THE announcement of a $24 million provisional settlement to compensate child residents of Fairbridge Farm who were subjected to physical, sexual and emotional abuse brings to a conclusion an emotional six-year struggle in the courts in NSW.
Roop Sandhu, of Slater and Gordon said the apology by NSW Department of Family and Community Services representatives to a recent gathering of Fairbridge claimants in Sydney was an emotional and memorable experience as was yesterday’s announcement.
“Everyone was in tears because it was a truly heartfelt apology from deputy secretary Deidre Mulkerin on behalf of the NSW Department of Family and Community Services to the victims,” Mr Sandhu said.
He paid tribute to Geraldine Giles and Vivian Drady who acted as lead claimants on behalf of almost 150 other members of the class action.
“This has been a long battle,” Mr Sandhu said.
He said although the settlement is still to be confirmed in the Supreme Court in late August he remains confident.
“We wouldn’t have put it up if we didn’t think it was an appropriate deal,” he said.
Mr Sandhu said his firm is keen to contact anyone who was not part of the original class action who are now eligible to be included in the settlement.
“I understand completely that not everyone felt they were able to come forward and tell their story if they felt they had to do so in a court,” he said.
“We will be putting an ad in the Central Western Daily and in the Sydney papers asking people to contact us before July 24,” he said.
Head of the Old Fairbridgians’ Association Molong, Derek Moriarty said it wasn’t always easy for many people to remain optimistic about the positive outcome of the court case.
“In my role as head of the organisation of course that is what I had to do, but it was difficult at times as people were losing heart,” he said.

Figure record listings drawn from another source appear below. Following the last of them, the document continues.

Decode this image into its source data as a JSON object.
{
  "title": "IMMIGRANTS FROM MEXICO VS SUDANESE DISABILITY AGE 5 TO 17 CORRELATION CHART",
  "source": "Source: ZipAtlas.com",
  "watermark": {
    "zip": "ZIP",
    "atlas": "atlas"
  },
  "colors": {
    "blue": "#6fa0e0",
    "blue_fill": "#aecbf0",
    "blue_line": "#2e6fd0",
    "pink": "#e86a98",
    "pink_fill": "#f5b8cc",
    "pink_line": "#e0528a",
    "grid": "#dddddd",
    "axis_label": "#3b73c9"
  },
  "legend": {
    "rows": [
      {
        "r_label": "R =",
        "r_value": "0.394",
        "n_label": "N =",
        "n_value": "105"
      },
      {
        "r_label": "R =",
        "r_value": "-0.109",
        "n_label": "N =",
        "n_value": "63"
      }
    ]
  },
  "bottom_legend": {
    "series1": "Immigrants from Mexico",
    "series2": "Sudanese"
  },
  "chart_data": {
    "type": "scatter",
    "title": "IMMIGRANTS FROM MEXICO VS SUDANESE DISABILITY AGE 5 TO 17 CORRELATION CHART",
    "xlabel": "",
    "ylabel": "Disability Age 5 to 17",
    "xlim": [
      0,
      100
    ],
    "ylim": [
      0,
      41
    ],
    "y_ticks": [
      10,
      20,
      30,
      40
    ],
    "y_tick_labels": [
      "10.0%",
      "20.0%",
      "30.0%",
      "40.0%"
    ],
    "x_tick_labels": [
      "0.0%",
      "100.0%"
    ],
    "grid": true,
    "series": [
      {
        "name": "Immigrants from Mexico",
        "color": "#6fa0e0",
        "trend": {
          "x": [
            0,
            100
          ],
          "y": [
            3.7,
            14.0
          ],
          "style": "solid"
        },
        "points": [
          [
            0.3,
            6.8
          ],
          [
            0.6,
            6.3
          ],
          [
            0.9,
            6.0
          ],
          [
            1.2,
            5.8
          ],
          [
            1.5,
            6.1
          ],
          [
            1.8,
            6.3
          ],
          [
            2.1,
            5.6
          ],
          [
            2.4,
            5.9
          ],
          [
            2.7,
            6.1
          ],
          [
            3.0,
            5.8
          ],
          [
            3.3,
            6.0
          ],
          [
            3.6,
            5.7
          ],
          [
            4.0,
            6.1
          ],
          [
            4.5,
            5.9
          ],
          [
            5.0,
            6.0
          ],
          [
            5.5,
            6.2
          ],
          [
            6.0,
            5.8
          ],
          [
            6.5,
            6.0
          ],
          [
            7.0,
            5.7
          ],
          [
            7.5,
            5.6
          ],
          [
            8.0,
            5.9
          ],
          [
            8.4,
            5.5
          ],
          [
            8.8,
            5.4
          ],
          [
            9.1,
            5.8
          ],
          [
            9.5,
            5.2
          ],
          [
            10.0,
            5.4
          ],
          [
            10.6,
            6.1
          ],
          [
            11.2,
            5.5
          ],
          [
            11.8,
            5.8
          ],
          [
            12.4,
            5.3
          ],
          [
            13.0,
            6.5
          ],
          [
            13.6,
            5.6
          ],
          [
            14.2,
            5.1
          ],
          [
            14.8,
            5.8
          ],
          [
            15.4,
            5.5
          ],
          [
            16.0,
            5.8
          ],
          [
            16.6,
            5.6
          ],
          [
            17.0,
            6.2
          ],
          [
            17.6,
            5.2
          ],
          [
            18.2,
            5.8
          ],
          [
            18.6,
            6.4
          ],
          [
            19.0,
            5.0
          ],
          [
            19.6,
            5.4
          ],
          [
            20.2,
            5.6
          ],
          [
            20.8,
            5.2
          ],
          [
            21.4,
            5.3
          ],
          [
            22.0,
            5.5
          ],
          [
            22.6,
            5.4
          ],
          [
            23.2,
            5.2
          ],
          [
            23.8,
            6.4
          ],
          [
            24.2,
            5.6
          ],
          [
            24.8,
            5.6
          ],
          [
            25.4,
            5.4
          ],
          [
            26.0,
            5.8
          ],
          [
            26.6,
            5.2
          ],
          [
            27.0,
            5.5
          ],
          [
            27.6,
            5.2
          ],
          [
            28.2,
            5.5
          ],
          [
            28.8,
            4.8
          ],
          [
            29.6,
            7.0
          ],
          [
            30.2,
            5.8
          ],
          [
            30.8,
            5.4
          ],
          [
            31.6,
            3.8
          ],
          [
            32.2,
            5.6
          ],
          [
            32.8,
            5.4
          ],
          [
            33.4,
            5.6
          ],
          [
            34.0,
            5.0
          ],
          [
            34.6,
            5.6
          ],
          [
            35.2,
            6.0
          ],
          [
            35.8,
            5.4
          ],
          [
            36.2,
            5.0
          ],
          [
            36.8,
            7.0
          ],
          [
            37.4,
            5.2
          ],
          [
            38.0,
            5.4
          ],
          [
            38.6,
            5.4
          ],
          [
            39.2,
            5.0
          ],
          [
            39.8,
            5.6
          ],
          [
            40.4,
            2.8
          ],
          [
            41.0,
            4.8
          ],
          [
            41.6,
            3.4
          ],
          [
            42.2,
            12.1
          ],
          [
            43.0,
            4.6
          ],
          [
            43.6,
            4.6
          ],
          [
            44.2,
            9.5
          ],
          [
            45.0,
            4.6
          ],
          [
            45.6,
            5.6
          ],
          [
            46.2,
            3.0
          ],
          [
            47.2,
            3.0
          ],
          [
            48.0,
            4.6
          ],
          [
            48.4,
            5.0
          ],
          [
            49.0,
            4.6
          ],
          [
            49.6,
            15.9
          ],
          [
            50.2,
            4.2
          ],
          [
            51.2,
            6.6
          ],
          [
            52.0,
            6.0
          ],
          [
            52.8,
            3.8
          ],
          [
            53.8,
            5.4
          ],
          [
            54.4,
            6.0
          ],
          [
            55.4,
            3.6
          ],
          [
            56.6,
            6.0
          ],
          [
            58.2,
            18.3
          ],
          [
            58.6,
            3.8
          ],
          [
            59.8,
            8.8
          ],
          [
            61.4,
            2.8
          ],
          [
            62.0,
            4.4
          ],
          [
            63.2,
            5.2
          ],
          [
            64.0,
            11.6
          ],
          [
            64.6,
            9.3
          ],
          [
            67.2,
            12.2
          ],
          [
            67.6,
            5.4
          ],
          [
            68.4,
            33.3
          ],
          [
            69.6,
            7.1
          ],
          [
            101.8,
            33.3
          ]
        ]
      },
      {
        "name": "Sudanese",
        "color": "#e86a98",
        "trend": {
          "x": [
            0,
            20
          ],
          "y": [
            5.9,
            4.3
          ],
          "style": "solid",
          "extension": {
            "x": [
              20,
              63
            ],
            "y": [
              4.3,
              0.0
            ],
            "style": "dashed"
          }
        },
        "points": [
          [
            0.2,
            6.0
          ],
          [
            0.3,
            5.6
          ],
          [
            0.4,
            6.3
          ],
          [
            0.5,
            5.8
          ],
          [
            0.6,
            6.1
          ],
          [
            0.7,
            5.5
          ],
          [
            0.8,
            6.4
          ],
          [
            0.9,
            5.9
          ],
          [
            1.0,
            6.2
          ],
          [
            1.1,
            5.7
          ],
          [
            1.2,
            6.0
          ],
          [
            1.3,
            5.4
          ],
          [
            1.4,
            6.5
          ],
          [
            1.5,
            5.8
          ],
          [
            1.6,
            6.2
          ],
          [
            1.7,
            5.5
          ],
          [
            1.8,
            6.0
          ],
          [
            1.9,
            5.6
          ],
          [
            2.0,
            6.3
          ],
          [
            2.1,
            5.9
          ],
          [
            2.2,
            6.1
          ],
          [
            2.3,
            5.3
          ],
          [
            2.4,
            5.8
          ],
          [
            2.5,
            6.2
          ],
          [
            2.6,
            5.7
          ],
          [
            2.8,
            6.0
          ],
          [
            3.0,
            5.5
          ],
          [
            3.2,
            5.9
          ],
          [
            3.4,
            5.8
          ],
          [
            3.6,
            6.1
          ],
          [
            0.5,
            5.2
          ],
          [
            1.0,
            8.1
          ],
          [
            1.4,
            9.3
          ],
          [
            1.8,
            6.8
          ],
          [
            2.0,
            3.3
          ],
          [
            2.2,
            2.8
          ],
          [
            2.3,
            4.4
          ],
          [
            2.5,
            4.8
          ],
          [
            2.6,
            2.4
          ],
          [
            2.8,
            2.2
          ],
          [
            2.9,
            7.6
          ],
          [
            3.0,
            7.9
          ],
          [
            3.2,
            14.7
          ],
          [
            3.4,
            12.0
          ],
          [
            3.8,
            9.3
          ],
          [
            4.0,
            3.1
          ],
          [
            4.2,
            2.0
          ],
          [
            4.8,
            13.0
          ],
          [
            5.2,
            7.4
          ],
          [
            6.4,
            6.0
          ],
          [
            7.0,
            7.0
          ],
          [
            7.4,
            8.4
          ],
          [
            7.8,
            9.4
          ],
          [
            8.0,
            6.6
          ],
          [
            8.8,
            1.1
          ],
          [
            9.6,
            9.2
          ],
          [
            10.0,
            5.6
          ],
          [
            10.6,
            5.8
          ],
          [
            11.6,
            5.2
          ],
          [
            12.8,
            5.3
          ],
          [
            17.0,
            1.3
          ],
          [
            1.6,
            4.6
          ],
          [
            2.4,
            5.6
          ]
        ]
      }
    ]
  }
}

Mr Moriarty who has already given evidence at the Royal Commission into Institutional Child Sexual Abuse said the timing this year for a settlement was right.
“Everyone is so conscious of the level of child abuse in institutions at the moment because of the Royal Commission and the timing was perfect,” he said.
Mr Moriarty said at times members of the association have sometimes expressed differing opinions about alleged abuse at Fairbridge.
“But you only have to look at the numbers of people who have already come forward to tell their stories,” he said.
Former child resident David Hill said it was wonderful news that justice is finally being delivered to the claimants in the class action.
“But what is really sad is that since the class action began eight people who wanted to tell their story have died,” Mr Hill said.
He said it was a disgrace that the Fairbridge Foundation, and the NSW and the commonwealth governments have dragged the case out for so long adding to the angst of claimants.
“Slater and Gordon are to be congratulated on taking on this case on a no win no fee basis as there is no way anyone would have had the resources to put this case forward,” he said.
* Hundreds of children, some as young as four, were sent from their homes in England to the Fairbridge Farm School in Molong between 1938 and 1974.
* Sending children to Australia as child migrants was seen as a way to alleviate the problems that existed with child poverty in Britain.
* As a working farm the children were required to carry out farm and domestic duties with some children forced to get up at 3am to milk the cows in the farm’s dairy.
* When child residents reached working age they were sent to work on farms and businesses in jobs organised by Fairbridge Farm.
* The school was closed down in 1974 and sold to an Orange businessman who lived on the property briefly and later on-sold it to a Sydney based owner.
* In 2000 the government of the United Kingdom issued a formal apology to the forgotten children who had been sent to Australia to live at Fairbridge Farm. The UK government also funded compassionate return visits .
* Former child resident and former chairman of the ABC David Hill progressed the case for justice for former child residents with the publishing of his book The Forgotten Children in 2007, giving an insight into the harsh life of children at the farm.
* In 2009 law firm Slater and Gordon agreed to take on the case of the claims by former Fairbridge students on a no win, no pay basis.
* The NSW government through the Department of Family and Community Services offered an apology to former Fairbridge residents last month at a private gathering in Sydney attended by former child residents.
* The provisional payout to former Fairbridge children is expected to be formalised in the Supreme Court in Sydney in August.